Four years after the 1979 revolution, discord within the ruling People's Revolutionary Government resulted in the death of Prime Minister Maurice Bishop and others, and provided the pretext for the US assault on the Eastern Caribbean island 6 days later.
The 17 who were jailed for their role in the coup included Deputy Prime Minister Bernard Coard and his wife, Education Minister Phyllis Coard. Phyllis Coard was released in 2000, and 3 others in 2006. Following the Privy Council ruling the remaining defendants had their sentences reduced from life to 30 years. They are expected to be released by 2010.
The 1979 revolution, led by the New Jewel Movement, overthrew the brutal dictatorship of Eric Gairy and introduced a left-leaning programme of social and economic reform which was widely welcomed by Grenadians, but which immediately aroused the hostility of the United States. US antipathy was heightened by Cuban support for the Bishop government.
The invasion wiped away all traces of the revolution, leaving the small island (population 90,000) dependent on its vulnerable cash crop exports of cocoa, nutmeg and bananas. An American promise to generate untold wealth through a massive increase in nutmeg exports came to nothing.

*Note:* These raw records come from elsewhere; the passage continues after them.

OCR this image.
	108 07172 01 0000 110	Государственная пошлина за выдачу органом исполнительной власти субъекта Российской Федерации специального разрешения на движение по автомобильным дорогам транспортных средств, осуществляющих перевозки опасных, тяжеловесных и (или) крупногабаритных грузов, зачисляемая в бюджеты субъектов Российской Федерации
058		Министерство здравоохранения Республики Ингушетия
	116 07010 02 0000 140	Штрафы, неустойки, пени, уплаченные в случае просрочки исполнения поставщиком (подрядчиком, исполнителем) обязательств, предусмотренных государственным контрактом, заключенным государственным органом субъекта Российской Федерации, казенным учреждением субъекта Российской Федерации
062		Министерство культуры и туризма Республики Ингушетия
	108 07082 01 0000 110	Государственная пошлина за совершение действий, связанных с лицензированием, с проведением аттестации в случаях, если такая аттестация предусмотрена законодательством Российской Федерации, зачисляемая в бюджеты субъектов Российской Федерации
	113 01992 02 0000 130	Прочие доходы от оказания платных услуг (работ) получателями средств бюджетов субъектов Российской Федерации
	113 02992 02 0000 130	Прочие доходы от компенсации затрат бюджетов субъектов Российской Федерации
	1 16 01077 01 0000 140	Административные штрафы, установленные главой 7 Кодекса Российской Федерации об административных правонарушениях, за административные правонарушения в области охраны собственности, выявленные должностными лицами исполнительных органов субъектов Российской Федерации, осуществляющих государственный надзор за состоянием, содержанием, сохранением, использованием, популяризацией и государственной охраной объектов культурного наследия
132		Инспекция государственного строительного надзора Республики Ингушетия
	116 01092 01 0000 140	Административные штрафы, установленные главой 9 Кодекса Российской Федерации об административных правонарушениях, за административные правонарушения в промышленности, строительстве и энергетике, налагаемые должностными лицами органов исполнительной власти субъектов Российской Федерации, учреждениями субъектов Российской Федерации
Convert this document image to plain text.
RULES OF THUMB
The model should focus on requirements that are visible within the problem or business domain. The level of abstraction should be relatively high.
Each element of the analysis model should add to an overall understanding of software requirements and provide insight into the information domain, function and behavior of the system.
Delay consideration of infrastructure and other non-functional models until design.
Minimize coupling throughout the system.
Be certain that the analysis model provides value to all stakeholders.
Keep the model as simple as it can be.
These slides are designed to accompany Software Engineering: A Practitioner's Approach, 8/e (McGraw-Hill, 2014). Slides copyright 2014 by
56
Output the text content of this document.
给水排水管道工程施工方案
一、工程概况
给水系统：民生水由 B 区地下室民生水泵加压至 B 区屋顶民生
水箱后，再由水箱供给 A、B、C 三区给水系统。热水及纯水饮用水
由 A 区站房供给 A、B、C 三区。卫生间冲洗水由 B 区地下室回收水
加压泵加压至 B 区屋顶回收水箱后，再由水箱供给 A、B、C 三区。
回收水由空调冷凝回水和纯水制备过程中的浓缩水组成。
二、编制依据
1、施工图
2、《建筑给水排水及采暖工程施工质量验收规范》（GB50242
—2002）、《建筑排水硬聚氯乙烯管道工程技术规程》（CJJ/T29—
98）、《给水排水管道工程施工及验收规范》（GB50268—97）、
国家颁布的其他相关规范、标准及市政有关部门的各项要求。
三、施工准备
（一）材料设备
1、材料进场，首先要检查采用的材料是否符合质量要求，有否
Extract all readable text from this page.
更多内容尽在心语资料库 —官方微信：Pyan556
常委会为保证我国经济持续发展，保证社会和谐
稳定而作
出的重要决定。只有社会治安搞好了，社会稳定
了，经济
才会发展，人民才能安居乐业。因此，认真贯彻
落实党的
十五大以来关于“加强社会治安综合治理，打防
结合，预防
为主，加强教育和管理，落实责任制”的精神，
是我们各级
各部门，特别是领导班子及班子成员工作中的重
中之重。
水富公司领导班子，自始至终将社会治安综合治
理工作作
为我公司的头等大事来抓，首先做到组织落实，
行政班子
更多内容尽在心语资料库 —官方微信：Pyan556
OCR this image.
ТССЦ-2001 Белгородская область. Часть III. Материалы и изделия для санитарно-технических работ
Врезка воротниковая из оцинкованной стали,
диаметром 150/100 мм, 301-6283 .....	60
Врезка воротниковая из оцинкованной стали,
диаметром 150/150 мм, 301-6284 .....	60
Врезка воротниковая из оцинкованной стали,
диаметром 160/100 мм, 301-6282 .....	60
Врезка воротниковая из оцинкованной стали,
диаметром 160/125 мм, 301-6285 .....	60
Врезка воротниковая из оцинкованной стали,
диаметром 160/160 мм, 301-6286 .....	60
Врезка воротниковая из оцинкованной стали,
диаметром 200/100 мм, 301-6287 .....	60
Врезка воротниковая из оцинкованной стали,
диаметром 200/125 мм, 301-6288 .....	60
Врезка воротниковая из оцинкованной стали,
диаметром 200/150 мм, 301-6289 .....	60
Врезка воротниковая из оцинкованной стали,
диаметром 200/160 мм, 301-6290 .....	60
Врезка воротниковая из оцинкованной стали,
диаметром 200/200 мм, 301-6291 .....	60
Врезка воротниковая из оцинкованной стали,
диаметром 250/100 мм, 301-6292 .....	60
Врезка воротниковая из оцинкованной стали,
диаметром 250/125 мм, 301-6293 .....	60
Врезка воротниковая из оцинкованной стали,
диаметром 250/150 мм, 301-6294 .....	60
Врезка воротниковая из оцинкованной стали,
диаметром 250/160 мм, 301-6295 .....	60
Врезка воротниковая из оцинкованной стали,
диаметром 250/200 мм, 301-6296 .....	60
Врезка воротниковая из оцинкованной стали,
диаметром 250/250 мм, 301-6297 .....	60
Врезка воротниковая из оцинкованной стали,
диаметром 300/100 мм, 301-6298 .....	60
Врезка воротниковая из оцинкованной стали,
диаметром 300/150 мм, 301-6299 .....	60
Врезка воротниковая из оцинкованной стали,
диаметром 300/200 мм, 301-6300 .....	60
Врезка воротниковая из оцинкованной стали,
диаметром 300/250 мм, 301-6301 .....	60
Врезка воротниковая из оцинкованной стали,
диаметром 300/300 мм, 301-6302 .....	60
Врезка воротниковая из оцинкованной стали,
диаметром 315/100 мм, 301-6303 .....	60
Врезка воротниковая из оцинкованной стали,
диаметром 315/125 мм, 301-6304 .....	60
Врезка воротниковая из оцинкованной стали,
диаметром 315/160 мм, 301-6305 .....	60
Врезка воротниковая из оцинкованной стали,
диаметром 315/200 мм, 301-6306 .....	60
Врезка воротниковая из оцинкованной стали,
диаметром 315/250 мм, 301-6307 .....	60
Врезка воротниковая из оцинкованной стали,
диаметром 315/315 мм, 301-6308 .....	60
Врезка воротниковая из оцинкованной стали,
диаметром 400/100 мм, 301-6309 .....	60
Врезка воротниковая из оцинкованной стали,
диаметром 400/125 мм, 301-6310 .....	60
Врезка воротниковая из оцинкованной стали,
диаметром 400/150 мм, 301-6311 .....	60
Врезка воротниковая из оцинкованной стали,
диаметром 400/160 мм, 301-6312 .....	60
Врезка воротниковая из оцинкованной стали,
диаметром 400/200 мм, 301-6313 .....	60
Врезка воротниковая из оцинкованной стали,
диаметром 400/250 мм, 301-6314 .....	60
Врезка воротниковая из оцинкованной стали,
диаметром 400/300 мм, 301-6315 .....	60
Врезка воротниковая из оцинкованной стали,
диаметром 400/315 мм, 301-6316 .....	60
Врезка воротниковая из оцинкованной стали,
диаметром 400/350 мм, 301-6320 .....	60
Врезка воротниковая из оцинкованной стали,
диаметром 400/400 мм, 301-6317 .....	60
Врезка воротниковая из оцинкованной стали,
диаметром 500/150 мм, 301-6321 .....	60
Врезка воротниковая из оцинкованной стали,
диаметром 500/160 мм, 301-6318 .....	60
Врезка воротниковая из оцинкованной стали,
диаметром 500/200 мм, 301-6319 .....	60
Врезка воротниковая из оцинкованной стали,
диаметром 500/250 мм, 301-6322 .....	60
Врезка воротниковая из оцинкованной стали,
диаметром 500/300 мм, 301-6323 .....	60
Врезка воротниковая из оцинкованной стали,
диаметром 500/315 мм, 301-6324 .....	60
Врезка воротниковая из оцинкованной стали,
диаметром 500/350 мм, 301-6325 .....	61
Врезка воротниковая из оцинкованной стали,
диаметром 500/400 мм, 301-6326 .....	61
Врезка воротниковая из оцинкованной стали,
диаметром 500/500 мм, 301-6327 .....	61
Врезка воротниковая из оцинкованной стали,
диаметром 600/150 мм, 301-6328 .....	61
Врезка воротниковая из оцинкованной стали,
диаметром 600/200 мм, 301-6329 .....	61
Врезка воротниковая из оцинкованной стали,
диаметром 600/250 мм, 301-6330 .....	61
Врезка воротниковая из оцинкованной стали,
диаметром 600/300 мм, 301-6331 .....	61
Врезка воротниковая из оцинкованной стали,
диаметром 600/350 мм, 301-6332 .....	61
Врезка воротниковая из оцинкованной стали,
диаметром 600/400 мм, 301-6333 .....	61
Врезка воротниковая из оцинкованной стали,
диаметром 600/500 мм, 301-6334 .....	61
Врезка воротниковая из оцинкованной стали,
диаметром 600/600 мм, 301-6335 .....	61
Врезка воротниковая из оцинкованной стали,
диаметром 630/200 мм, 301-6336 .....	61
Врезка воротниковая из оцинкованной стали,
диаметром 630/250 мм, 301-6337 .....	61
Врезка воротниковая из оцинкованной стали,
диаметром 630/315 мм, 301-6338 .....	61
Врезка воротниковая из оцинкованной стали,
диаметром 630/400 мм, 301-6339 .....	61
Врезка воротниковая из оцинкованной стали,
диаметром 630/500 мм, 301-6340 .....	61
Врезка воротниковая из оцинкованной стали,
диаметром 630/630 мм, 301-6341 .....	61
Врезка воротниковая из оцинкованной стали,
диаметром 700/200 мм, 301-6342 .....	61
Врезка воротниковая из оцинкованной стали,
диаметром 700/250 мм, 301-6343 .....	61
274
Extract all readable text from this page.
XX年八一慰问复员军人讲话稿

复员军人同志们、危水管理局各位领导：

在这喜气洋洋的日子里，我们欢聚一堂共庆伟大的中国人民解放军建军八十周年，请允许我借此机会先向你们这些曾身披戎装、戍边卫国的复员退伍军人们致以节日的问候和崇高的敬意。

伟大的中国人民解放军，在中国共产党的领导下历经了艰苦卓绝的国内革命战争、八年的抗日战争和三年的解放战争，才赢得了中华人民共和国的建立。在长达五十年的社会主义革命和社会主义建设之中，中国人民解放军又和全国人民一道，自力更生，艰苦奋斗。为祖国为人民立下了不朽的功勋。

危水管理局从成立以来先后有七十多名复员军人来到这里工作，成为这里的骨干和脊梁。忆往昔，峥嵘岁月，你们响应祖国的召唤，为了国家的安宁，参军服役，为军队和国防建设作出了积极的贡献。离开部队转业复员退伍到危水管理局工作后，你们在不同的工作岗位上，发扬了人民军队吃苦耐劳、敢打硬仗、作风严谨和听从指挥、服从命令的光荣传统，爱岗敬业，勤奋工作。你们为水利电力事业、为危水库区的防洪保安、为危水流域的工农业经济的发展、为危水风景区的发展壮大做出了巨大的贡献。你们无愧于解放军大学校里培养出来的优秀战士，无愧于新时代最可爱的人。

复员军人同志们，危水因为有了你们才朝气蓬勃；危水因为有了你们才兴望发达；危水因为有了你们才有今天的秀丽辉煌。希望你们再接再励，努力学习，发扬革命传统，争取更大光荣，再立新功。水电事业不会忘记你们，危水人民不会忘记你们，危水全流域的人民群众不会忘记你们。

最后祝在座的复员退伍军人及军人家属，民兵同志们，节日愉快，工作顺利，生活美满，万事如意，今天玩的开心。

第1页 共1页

More recent US intervention has made things worse. Following abolition of the quota system which guaranteed it priority access to the UK market, the Grenada banana industry is in serious decline. The WTO ruling which ended the system was made under pressure from the big North American fruit companies, which resented the tiny fraction of the world market from which the quota system excluded them.
The precise details of the political differences within the PRG which lead to the coup have never been made public. Perhaps, in 2010, the story will at last be told.